Fatima Daas

Fatima Daas est née en 1995. Elle grandit à Clichy-sous-Bois où ses parents se sont installés lorsqu’ils sont arrivés d’Algérie. Issue d’une famille nombreuse, elle se rebelle dès le collège et revendique le droit d’exprimer ses idées. C’est à cette époque qu’elle écrit ses premiers textes. Au lycée, elle participe à des ateliers d’écriture conduits par Tanguy Viel.
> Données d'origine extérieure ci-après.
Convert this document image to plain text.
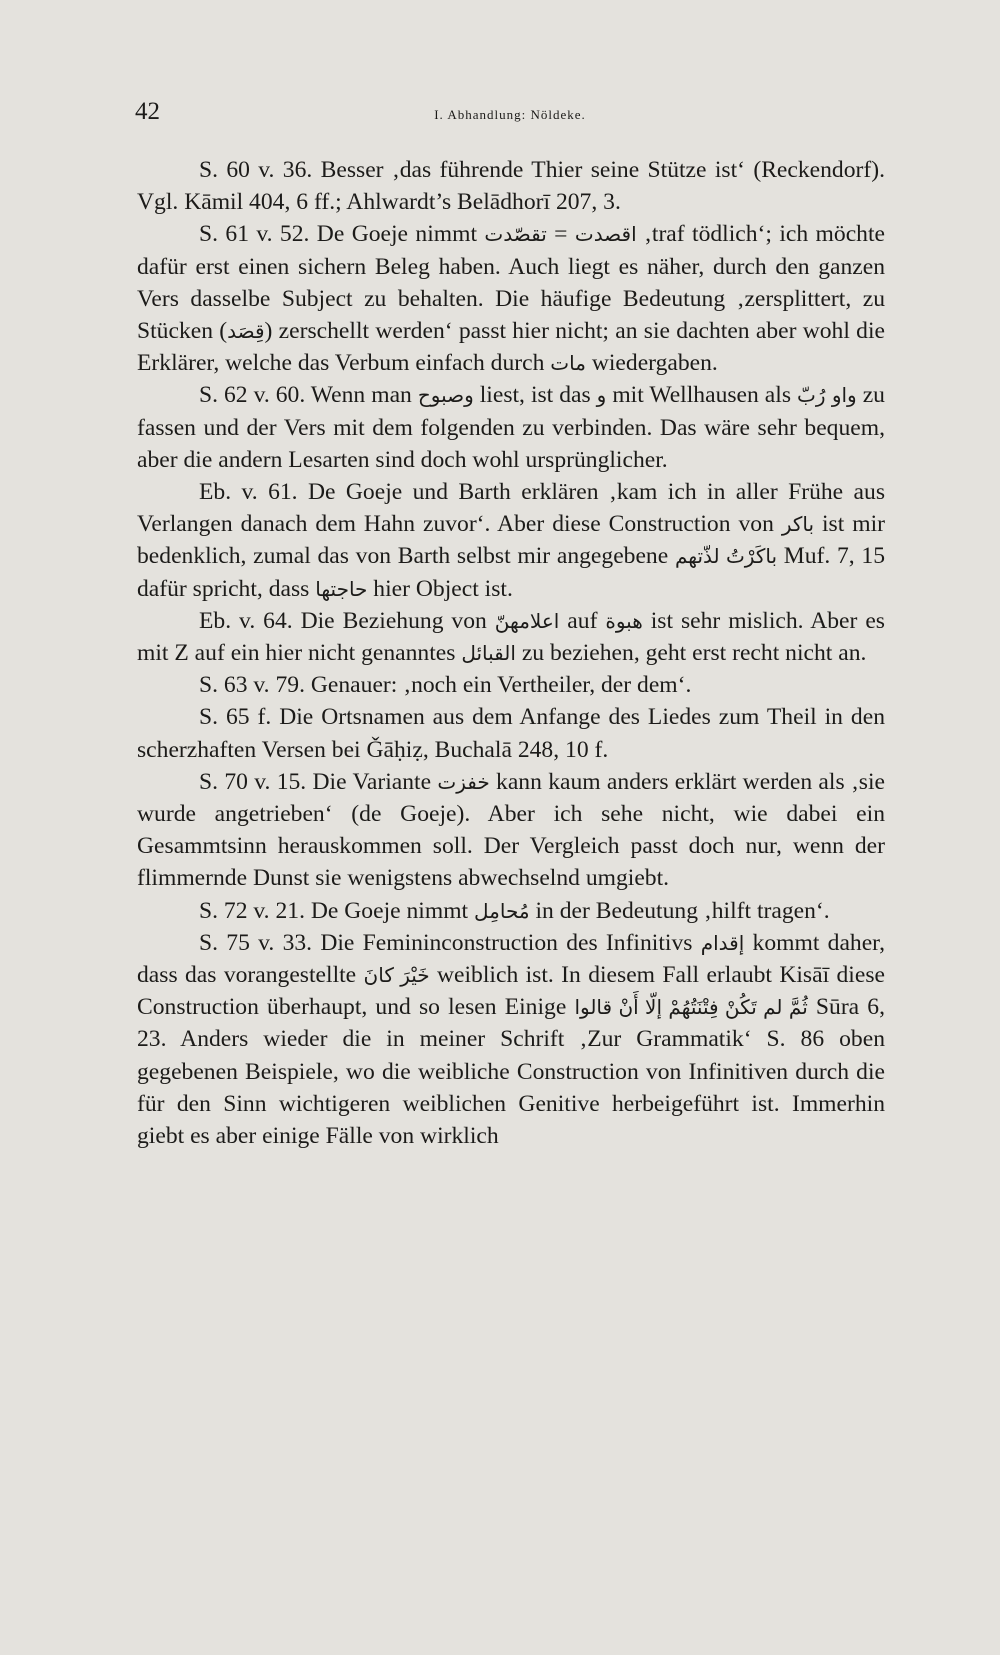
42	I. Abhandlung: Nöldeke.

S. 60 v. 36. Besser ‚das führende Thier seine Stütze ist‘ (Reckendorf). Vgl. Kāmil 404, 6 ff.; Ahlwardt’s Belādhorī 207, 3.

S. 61 v. 52. De Goeje nimmt تقصّدت = اقصدت ‚traf tödlich‘; ich möchte dafür erst einen sichern Beleg haben. Auch liegt es näher, durch den ganzen Vers dasselbe Subject zu behalten. Die häufige Bedeutung ‚zersplittert, zu Stücken (قِصَد) zerschellt werden‘ passt hier nicht; an sie dachten aber wohl die Erklärer, welche das Verbum einfach durch مات wiedergaben.

S. 62 v. 60. Wenn man وصبوح liest, ist das و mit Wellhausen als واو رُبّ zu fassen und der Vers mit dem folgenden zu verbinden. Das wäre sehr bequem, aber die andern Lesarten sind doch wohl ursprünglicher.

Eb. v. 61. De Goeje und Barth erklären ‚kam ich in aller Frühe aus Verlangen danach dem Hahn zuvor‘. Aber diese Construction von باكر ist mir bedenklich, zumal das von Barth selbst mir angegebene باكَرْتُ لذّتهم Muf. 7, 15 dafür spricht, dass حاجتها hier Object ist.

Eb. v. 64. Die Beziehung von اعلامهنّ auf هبوة ist sehr mislich. Aber es mit Z auf ein hier nicht genanntes القبائل zu beziehen, geht erst recht nicht an.

S. 63 v. 79. Genauer: ‚noch ein Vertheiler, der dem‘.

S. 65 f. Die Ortsnamen aus dem Anfange des Liedes zum Theil in den scherzhaften Versen bei Ǧāḥiẓ, Buchalā 248, 10 f.

S. 70 v. 15. Die Variante خفزت kann kaum anders erklärt werden als ‚sie wurde angetrieben‘ (de Goeje). Aber ich sehe nicht, wie dabei ein Gesammtsinn herauskommen soll. Der Vergleich passt doch nur, wenn der flimmernde Dunst sie wenigstens abwechselnd umgiebt.

S. 72 v. 21. De Goeje nimmt مُحامِل in der Bedeutung ‚hilft tragen‘.

S. 75 v. 33. Die Femininconstruction des Infinitivs إقدام kommt daher, dass das vorangestellte خَيْرَ كانَ weiblich ist. In diesem Fall erlaubt Kisāī diese Construction überhaupt, und so lesen Einige ثُمَّ لم تَكُنْ فِتْنَتُهُمْ إلّا أَنْ قالوا Sūra 6, 23. Anders wieder die in meiner Schrift ‚Zur Grammatik‘ S. 86 oben gegebenen Beispiele, wo die weibliche Construction von Infinitiven durch die für den Sinn wichtigeren weiblichen Genitive herbeigeführt ist. Immerhin giebt es aber einige Fälle von wirklich
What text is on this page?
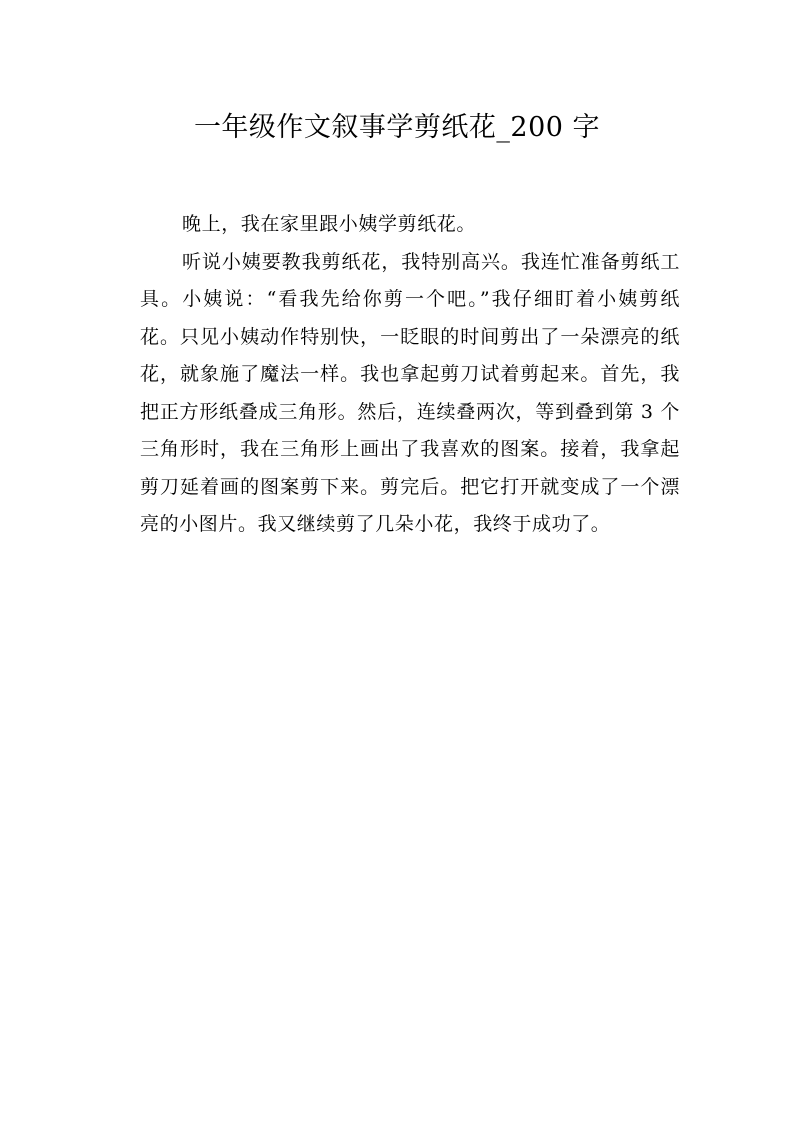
一年级作文叙事学剪纸花_200 字

晚上，我在家里跟小姨学剪纸花。

听说小姨要教我剪纸花，我特别高兴。我连忙准备剪纸工具。小姨说：“看我先给你剪一个吧。”我仔细盯着小姨剪纸花。只见小姨动作特别快，一眨眼的时间剪出了一朵漂亮的纸花，就象施了魔法一样。我也拿起剪刀试着剪起来。首先，我把正方形纸叠成三角形。然后，连续叠两次，等到叠到第 3 个三角形时，我在三角形上画出了我喜欢的图案。接着，我拿起剪刀延着画的图案剪下来。剪完后。把它打开就变成了一个漂亮的小图片。我又继续剪了几朵小花，我终于成功了。
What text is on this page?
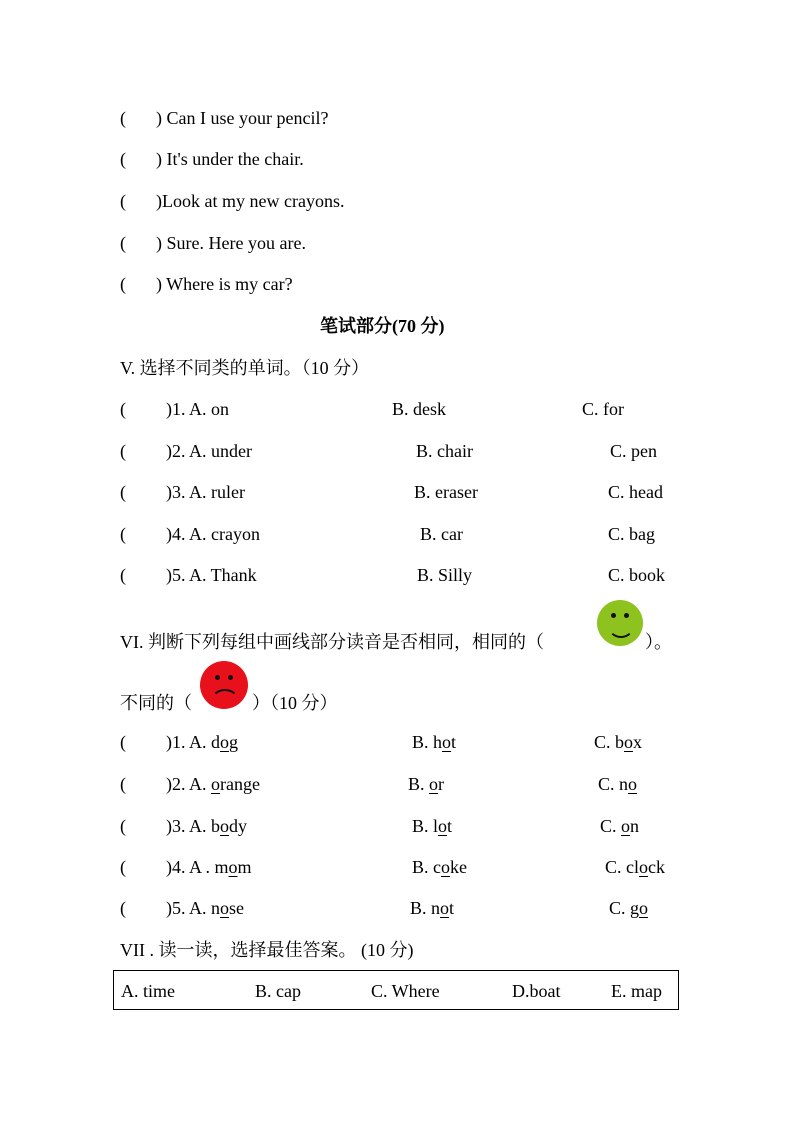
( ) Can I use your pencil?
( ) It's under the chair.
( )Look at my new crayons.
( ) Sure. Here you are.
( ) Where is my car?
笔试部分(70 分)
V. 选择不同类的单词。（10 分）
( )1. A. on	B. desk	C. for
( )2. A. under	B. chair	C. pen
( )3. A. ruler	B. eraser	C. head
( )4. A. crayon	B. car	C. bag
( )5. A. Thank	B. Silly	C. book
VI. 判断下列每组中画线部分读音是否相同，相同的（	）。
不同的（	）（10 分）
( )1. A. dog	B. hot	C. box
( )2. A. orange	B. or	C. no
( )3. A. body	B. lot	C. on
( )4. A . mom	B. coke	C. clock
( )5. A. nose	B. not	C. go
VII . 读一读，选择最佳答案。 (10 分)
A. time	B. cap	C. Where	D.boat	E. map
Encouragée par l’écrivain et sa professeure de français, elle intègre le master de Création littéraire de Paris 8. Marquée par Marguerite Duras et Virginie Despentes, elle se définit comme féministe intersectionnelle.

 

La petite dernière (Noir sur Blanc)

Je m’appelle Fatima Daas. Je suis la mazoziya, la petite dernière. Celle à laquelle on ne s’est pas préparé. Je suis née par césarienne. Je suis française. Je suis d’origine algérienne. Musulmane pratiquante. Clichoise qui passe plus de trois heures par jour dans les transports. Une touriste. Une banlieusarde qui observe les comportements parisiens. Je suis une menteuse, une pécheresse. Porteuse d’une maladie chronique. Asthmatique allergique. Adolescente, je suis une élève instable. Adulte, je suis hyper inadaptée. J’écris des histoires pour éviter de vivre la mienne. J’ai la sensation d’avoir une double vie. J’ai fait quatre ans de thérapie. C’est ma plus longue relation. Mon rapport à l’autre est inconstant. J’ai besoin de me contrôler. J’ai besoin de contrôler toutes mes émotions. J’ai besoin de contrôler l’autre. Je me crois polyamoureuse. L’amour, c’est tabou à la maison, les marques de tendresse et la sexualité aussi. Je n’aime pas les garçons mais j’aime leurs accessoires. À 25 ans, je rencontre Nina Gonzalez.